Médicament anti-inflammatoire montré pour introduire la reprogrammation cardiaque

Une fois qu'endommagé, le coeur humain réalise une fonction faible de se réparer, ainsi c'est une priorité principale pour traiter l'insuffisance cardiaque. Une voie de remettre la fonction cardiaque est de reprogrammer les cellules de fuselage non-cardiaques telles que des fibroblastes dans des cellules myocardiques (cardiomyocytes) utilisant une collection de facteurs cardiaques de transcription.

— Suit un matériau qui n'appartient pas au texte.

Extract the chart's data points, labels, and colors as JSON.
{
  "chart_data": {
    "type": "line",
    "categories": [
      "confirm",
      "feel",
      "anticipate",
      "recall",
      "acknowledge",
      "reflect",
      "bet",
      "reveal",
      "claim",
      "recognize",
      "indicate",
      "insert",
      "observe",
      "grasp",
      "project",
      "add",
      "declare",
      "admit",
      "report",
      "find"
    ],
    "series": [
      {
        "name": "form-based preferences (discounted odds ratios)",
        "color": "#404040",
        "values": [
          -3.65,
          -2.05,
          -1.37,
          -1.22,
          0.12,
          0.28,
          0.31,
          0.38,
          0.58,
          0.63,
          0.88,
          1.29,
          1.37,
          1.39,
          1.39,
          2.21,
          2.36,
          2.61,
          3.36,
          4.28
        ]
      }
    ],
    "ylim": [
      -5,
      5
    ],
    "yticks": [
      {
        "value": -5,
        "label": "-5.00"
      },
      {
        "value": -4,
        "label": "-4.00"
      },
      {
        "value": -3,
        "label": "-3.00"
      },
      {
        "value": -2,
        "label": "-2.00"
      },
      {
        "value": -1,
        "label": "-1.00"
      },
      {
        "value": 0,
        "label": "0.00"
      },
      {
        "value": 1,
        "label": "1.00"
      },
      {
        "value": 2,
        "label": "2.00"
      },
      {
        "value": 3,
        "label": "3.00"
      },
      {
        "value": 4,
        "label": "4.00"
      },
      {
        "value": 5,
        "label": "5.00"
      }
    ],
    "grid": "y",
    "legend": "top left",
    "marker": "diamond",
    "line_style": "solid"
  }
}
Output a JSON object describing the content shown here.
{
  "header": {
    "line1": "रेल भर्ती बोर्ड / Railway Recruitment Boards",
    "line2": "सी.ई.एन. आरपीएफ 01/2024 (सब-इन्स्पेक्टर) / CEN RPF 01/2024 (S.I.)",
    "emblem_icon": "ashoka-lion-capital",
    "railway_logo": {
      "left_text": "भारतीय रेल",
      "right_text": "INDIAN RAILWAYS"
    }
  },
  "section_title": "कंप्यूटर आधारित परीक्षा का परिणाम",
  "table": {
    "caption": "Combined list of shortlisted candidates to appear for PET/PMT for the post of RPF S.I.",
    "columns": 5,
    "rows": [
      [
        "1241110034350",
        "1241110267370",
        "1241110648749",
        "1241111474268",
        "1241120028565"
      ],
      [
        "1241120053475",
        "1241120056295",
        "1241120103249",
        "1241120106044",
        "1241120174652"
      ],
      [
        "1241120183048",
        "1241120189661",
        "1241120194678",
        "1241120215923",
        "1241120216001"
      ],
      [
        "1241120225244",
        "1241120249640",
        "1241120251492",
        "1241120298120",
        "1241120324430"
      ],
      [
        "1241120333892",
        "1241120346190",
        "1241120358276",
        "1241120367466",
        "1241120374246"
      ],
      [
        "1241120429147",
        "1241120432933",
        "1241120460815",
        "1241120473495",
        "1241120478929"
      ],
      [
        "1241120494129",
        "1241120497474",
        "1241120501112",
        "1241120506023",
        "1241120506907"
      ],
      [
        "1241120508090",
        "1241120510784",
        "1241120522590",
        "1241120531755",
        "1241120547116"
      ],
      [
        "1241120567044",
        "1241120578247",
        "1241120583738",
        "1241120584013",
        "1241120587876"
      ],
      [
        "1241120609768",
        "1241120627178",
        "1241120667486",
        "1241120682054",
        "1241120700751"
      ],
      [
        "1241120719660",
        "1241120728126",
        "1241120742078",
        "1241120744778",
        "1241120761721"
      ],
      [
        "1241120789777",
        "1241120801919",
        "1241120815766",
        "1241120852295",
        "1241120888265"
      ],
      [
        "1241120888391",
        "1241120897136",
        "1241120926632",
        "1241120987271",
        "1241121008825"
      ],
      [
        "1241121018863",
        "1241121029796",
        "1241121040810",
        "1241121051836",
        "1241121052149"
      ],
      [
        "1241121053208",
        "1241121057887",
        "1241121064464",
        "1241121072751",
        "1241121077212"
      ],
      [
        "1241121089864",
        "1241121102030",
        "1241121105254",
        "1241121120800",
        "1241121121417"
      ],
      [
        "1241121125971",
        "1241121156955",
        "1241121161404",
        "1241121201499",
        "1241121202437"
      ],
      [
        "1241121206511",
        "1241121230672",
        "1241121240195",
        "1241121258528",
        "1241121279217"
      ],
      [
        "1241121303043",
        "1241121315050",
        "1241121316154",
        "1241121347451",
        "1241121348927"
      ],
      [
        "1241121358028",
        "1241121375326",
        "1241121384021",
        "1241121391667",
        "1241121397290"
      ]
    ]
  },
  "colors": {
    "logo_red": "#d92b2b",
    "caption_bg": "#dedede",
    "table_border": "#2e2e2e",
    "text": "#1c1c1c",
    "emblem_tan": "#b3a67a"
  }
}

Ceci dérive la nécessité d'employer des cellules souche comme cliché intermédiaire et l'évite de stimuler la prolifération des cardiomyocytes existants. Cependant, la reprogrammation des fibroblastes postnatals et adultes est inefficace avec cela des fibroblastes embryonnaires, et les défis liés à reprogrammer les cellules âgées sont peu clairs.

Une étude neuve dans des transmissions de nature a avancé cet inducteur à l'aide d'une approche d'examen critique de haut-débit pour recenser le diclofenac, un médicament approuvé par le FDA utilisé généralement pour traiter l'inflammation et les rhumatismes, comme facteur introduisant la reprogrammation cardiaque dans les fibroblastes postnatals et adultes mais les non embryonnaires. La conclusion par des chercheurs à l'université de Tsukuba et leurs collègues de recherches dans des aides de la taille du Japon d'une collaboration d'université également définissent les barrages seuls au vieillissement cellulaire.

Les méthodes précédentes de recenser des facteurs de reprogrammation cardiaques ont été de main-d'oeuvre et inappropriées pour l'examen critique de grande puissance. « Comme approche alternative, nous avons développé une technique de haut-teneur pour protéger une bibliothèque chimique de 8400 composés, » dit le co-auteur Taketaro Sadahiro. « Le premier rond de l'examen critique a recensé 37 composés potentiels, qui ont été rétrécis vers le bas à quatre dans le deuxième rond. Le plus puissant de ces quatre molécules était diclofenac. »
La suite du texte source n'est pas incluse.